Charmian's brow furrowed in confusion. "But if the Shadow Wolves are supposed to be protecting the Island...then why are they attacking Islanders now? They even went after some of the manitous--why would they do something like that?"

"You discovered the answer to this yourself," Geezhigo-Quae replied, and Charmian stood straighter as soon as she remembered.

"Someone else is controlling them. So I was right? The Wolves aren't evil?"

"Never have they been; they are among the closest friends to the Island that one may find, yet now something has corrupted that, and you yourself saw that their spirits have gone dark."

"It has only been within the past few years," Niskigwun said, and Charmian had to look back at him, having forgotten he was there. "Before then, they watched over the Island as they always had. But then they became very quiet, and we did not hear from them for many moons. When they reemerged, they had...changed."

"And so who's controlling them now?" Charmian asked.

Geezhigo-Quae gave her a pointed look. "This is what you yourself will have to find out...for we have no idea. Niskigwun and myself have been keeping track of their actions ever since they became violent, and not once has the one controlling them shown his face. We do not even know why he--or she--does this. You came here to seek knowledge--and now this is all we have to give." She turned away from the balcony edge to face Charmian. "And so, now what will you do? Knowing that you face a force you cannot name, how do you intend to help the Island you love so much?"

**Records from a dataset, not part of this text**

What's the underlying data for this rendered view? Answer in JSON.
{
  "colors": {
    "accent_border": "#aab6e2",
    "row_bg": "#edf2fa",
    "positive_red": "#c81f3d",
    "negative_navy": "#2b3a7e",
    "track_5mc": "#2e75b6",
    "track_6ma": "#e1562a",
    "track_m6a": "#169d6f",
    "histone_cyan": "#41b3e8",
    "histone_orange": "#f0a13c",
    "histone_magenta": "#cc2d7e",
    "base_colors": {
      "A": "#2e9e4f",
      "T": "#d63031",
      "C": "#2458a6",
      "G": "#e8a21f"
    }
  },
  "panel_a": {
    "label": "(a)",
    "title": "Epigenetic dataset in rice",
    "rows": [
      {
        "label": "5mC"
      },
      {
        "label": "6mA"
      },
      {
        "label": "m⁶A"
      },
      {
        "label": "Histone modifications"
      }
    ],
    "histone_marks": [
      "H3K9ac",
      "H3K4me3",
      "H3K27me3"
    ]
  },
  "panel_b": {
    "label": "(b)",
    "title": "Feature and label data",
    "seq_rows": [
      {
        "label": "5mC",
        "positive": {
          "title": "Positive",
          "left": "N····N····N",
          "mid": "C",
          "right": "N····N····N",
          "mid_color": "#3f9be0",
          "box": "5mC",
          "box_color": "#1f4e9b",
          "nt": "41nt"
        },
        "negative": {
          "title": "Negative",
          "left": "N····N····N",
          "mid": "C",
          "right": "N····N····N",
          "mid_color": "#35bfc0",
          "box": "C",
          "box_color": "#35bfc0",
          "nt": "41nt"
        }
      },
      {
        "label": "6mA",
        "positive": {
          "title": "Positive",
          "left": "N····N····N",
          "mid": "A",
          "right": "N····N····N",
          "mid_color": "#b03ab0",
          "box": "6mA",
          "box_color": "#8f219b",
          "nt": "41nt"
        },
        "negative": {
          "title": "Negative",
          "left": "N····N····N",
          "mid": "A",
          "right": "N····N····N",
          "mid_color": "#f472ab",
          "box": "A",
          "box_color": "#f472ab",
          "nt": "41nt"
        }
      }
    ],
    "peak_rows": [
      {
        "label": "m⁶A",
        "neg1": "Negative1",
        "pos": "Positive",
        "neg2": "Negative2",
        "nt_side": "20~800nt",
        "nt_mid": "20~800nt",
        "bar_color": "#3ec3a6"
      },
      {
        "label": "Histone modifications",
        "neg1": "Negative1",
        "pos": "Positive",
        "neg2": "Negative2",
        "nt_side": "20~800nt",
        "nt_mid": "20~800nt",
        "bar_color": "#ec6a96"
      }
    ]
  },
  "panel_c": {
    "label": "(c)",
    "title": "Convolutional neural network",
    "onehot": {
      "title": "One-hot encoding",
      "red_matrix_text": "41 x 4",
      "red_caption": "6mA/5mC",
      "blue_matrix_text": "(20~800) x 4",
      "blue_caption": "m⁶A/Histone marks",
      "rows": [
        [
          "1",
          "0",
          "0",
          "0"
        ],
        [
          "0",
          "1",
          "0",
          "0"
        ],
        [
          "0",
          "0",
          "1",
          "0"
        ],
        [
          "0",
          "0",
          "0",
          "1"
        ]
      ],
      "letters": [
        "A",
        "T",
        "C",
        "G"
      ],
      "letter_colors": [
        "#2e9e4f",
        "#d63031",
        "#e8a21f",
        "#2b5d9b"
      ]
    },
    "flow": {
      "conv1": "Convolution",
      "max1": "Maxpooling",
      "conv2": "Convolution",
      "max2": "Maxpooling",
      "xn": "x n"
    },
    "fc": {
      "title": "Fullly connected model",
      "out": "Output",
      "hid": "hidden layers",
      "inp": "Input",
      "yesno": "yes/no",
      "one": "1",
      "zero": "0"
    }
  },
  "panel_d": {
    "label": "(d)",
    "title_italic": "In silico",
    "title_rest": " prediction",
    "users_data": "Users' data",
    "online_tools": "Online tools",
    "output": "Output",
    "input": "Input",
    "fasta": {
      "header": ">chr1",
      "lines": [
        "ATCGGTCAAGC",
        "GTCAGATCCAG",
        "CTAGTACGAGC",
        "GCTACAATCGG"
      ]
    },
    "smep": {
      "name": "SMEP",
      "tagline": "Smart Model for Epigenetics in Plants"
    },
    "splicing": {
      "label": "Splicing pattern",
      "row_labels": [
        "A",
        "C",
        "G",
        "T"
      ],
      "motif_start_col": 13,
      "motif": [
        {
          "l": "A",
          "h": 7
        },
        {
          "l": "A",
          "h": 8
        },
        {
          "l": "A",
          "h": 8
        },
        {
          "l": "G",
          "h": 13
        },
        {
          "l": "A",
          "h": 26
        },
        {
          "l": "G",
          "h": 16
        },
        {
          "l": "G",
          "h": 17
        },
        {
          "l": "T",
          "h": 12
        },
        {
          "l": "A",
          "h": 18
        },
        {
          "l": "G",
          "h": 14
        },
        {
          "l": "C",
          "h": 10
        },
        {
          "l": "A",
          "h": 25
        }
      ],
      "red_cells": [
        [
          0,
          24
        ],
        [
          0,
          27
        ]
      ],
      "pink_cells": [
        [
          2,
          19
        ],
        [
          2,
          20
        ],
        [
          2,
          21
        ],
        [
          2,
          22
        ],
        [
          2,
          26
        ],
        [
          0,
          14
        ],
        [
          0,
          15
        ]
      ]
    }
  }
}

"I have to find out who this is who's controlling them," Charmian said. "I can't do anything until I do that."

"You realize," Geezhigo-Quae said, "that you will have to confront this being, to its face...do you not?"

Charmian's face grew miserable. "I know...and that's what's bothering me most! Even if I can face it...without it doing that same thing to me that it did to the Wolves...I don't know how I'm going to find it. I don't know where to even start."

"This force seems to have some vested interest in you," the old woman said, which made Charmian glance up sharply.

"The whole time you have been here," Niskigwun prompted, "you have not sensed it even once? It has not tried to speak to you? Try to think--you said you had thought the Island was rejecting you. Perhaps it was this other being instead...?"

Charmian stared at him, then her brow began to furrow and she chewed on her lip.

"That dream I had..." Realization dawned in her eyes. "When I was walking through the woods--with Shadow Water--I felt just like I was being watched. That wasn't the only time, either. And I had this weird dream--somebody was talking to me--or about me, or something--and it had..." she trailed off before finishing in a subdued voice, "...yellow eyes..." She shook her head abruptly and looked up at Geezhigo-Quae. "He said something about my dreams--he was trying to see into them. And Tal Natha told me he didn't send me that dream. Somebody powerful enough to create dreams--could that be him? Somebody strong enough to control the Shadow Wolves?"

"This seems as if it could be him," Geezhigo-Quae replied.

Charmian clenched her fists, her face lighting up. "Well, that's it then! I know he's out there somewhere, and all I have to do is find him." Her smile dimmed. "But all I know is that he was in a cave or something...and on the Island, that could be just about anywhere. And who's to say he's even on the Island? I don't know where to start searching."

"You already know," Geezhigo-Quae said. "You know where to first begin your search for him."

Charmian's brow furrowed again. "Where?" she asked, confused. "Where do I look for somebody when I don't even know if they're on the Island?"

"This is simple," Geezhigo-Quae replied, meeting her eyes. "You look in your dreams."